Up to 600 tennis players, officials and support staff have been told to isolate and be screened, while warm-up matches for next week’s Grand Slam in Melbourne have been canceled. They must return a negative coronavirus test before they can resume their preparations for next week’s tournament.
“About five [to] 600 people that are either players or officials and others who are casual contacts, they will be isolating until they get a negative test,” said Victoria Premier Daniel Andrews. “So, it may have an impact on the lead-up event, but at this stage there is no impact to the tournament proper.”
Andrews added that there was “no need for people to panic” because Victoria was adept at containing coronavirus outbreaks following a marathon four-month lockdown last year.
Warm-up matches at Melbourne Park were suspended Thursday as a precaution.
Australian player Nick Kyrgios says while he supports the decision, he believes some of his colleagues won’t.
“I am not going to complain,” he said. “You know, it is not about me. My mum is incredibly sick. You know, [if] she gets COVID, then do you know what I mean, there is too much risk in all this. I do not understand why it is so hard for tennis players to understand, like, you are just a tennis player. It is not life and death like this is.”

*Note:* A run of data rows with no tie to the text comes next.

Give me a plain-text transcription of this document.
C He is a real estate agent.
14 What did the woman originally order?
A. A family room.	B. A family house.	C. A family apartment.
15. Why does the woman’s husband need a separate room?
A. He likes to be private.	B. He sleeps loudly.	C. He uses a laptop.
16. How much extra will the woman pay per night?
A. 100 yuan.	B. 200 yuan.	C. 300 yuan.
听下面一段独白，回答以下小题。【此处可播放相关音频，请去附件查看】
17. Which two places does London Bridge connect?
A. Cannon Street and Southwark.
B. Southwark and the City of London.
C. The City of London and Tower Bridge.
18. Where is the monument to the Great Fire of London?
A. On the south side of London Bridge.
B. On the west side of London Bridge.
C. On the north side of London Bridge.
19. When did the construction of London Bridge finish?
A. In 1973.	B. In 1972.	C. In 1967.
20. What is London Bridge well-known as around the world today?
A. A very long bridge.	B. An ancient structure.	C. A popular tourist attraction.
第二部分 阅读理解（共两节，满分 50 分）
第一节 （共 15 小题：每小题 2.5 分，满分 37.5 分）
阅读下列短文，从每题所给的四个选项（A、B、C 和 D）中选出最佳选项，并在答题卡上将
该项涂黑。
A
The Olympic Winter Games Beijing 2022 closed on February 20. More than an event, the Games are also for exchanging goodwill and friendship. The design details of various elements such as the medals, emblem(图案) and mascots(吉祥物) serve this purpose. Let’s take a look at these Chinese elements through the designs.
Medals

Restrictions also apply to the broader community in the state of Victoria. Masks are mandatory, and private gatherings in homes are limited to 15 people.
Western Australia continues to face twin emergencies -- a coronavirus lockdown and devastating bushfires -- as residents in the state capital, Perth, enter their fourth day of a five-day lockdown. It was ordered after a worker at a quarantine hotel for Australians returning from overseas tested positive to coronavirus.
State authorities in New South Wales said Thursday they had recorded no new community COVID-19 cases for the 18th consecutive day.
Australia has recorded 28,829 COVID-19 cases and 909 deaths since the pandemic began, according to official government figures.